CUISINE The Ciociarian cuisine has a countryside tradition, so it is simple and genuine. The fundamental basis of its typical dishes are the ingredients, undoubtedly 'poor' yet of excellent quality. One of the most popular dishes is a kind of egg pasta, homemade and cut in thin noodles called 'fini fini', seasoned with meat sauce or simply tomato sauce.
The second courses see a predominance of pork, sheep, rabbit or chicken meats, which in the countryside still is genuine and tasty, because it usually comes from small, traditional stock farms. Usually these meats are served with side dishes such as vegetables and greens, creating popular specialities such as chicken or rabbit with peppers, pork sausages with sprouting broccoli and spring lamb with baked potatoes.
As for sweets, athough they are not very complex, they still have a peculiar fragrance.

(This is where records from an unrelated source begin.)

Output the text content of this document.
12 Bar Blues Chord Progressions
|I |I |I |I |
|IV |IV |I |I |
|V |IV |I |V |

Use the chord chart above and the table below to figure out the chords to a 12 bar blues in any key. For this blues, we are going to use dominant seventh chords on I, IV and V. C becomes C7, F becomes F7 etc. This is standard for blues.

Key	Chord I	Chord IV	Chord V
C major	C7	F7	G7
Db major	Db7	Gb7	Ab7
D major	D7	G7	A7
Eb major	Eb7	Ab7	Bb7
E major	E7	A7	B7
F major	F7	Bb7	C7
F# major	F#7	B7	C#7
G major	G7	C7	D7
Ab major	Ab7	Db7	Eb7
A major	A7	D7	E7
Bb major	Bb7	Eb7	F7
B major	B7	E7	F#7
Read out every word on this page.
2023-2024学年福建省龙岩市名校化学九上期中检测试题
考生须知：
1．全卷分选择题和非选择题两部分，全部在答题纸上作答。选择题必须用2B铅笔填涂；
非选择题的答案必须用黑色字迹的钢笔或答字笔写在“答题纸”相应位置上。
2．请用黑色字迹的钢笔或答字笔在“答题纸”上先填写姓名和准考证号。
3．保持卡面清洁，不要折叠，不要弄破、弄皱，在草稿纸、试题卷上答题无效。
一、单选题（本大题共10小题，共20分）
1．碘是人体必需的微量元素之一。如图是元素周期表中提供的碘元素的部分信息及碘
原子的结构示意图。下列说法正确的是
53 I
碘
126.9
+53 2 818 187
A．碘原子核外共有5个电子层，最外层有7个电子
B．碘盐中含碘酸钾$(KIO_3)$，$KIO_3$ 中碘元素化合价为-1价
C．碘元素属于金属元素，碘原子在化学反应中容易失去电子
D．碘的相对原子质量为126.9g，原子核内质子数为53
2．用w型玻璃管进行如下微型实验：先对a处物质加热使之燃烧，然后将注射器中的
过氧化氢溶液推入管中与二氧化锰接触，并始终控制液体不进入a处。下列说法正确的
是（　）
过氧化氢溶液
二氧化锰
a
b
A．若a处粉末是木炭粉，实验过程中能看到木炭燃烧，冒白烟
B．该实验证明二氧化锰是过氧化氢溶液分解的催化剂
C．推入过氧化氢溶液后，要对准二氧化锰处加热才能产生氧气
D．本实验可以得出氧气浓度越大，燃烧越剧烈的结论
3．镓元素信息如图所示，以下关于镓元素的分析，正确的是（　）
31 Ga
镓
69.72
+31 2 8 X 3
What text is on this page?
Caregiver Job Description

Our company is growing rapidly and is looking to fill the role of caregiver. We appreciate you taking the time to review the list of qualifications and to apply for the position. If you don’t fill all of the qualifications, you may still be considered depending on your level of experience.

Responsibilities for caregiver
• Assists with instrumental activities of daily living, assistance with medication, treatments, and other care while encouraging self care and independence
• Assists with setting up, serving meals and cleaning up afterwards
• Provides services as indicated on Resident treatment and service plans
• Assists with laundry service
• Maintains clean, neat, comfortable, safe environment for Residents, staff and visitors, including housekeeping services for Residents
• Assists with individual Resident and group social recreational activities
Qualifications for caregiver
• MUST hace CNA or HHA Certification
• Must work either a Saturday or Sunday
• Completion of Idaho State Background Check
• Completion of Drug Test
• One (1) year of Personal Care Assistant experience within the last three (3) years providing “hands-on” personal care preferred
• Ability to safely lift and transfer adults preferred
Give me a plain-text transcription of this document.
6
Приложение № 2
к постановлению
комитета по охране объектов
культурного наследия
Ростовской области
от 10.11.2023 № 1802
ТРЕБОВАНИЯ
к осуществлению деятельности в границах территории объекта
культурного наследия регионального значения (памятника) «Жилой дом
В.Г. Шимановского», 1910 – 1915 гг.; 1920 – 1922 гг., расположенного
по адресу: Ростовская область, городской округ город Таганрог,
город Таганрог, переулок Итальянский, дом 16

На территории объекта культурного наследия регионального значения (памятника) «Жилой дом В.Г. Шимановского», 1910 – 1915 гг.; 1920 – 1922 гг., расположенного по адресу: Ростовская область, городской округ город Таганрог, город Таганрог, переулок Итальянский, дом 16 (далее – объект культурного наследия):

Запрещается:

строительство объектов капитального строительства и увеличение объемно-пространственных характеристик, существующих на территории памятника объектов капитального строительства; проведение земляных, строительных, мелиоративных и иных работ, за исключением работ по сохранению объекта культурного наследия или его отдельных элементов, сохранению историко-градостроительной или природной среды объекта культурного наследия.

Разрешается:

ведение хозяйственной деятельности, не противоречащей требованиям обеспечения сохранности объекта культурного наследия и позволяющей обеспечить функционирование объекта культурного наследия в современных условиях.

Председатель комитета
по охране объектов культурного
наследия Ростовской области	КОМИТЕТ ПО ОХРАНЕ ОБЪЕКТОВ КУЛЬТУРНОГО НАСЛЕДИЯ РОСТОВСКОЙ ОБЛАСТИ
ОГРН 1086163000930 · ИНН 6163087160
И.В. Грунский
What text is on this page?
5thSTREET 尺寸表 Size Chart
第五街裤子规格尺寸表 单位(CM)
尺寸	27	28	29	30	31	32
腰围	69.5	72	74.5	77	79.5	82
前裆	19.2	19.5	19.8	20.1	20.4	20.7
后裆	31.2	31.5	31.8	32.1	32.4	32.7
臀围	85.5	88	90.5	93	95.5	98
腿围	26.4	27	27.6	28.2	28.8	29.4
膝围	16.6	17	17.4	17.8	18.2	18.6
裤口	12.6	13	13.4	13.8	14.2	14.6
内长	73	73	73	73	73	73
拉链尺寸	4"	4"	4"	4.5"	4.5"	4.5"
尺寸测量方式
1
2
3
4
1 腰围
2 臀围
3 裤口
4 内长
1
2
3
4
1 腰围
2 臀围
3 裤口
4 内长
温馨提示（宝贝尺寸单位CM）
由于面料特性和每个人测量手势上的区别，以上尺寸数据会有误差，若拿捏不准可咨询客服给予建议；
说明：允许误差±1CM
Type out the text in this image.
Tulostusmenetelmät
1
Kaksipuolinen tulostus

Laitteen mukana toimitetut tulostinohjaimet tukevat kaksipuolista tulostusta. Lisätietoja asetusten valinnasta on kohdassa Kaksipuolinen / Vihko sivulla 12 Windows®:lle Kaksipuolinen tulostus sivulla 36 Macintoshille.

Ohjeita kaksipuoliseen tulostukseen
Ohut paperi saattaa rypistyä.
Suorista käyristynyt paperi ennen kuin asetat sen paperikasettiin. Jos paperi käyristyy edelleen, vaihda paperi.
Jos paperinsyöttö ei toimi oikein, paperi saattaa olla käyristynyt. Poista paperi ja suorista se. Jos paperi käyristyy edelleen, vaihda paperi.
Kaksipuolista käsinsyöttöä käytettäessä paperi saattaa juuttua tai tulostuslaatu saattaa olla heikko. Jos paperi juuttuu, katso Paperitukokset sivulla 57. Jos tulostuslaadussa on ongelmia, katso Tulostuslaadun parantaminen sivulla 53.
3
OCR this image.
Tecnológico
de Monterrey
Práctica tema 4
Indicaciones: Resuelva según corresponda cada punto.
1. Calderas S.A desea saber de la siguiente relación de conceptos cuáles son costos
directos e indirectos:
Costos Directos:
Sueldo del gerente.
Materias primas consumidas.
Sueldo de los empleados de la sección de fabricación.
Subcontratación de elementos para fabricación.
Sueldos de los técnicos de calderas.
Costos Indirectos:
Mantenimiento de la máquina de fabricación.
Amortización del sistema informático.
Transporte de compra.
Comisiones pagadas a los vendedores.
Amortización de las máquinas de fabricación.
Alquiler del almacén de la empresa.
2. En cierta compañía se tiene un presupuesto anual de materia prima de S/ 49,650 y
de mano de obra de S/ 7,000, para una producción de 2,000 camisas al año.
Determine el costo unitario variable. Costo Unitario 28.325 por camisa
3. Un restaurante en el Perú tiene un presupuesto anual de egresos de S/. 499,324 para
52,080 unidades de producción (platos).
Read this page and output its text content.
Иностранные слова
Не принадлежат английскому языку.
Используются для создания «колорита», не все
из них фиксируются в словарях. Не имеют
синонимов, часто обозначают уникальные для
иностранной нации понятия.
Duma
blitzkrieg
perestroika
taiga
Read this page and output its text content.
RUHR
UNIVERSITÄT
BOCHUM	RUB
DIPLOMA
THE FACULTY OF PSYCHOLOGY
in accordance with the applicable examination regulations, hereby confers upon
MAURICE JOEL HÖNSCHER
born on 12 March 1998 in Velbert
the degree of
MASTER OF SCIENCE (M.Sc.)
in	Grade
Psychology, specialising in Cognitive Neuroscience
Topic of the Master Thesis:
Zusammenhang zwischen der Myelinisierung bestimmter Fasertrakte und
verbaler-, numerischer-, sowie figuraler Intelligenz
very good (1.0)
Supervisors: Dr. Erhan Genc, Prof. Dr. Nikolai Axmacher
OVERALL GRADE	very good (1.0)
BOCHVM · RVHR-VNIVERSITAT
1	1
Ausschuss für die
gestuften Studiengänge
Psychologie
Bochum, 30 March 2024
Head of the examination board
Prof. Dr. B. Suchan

Farm Tourism Splendid are the farms and the rural estates surrounded by vegetation against the setting of an unspoiled environment. This form of holiday gives you the opportunity to see that Ciociaria is a land full of ancient boroughs, castles, archaeological sites, churches and monasteries, ancient arts and crafts and many delectable rural traditions. Farm tourism, a real tourism activity, not only allows to re-riscover countrypeople's nature, the manenvironment-nature relationship, the production cycles and wine-making, but also the architecture of the farmhouses or the rural dwelling, the treasures hidden inside the rural churches, usually out of the main tourism tracks, as well as local handicraft. The mountain lovers, or those who like the hillside or the plain land side, choose Ciociaria to spend a holiday centred on 'once upon a time' fragrances and flavours.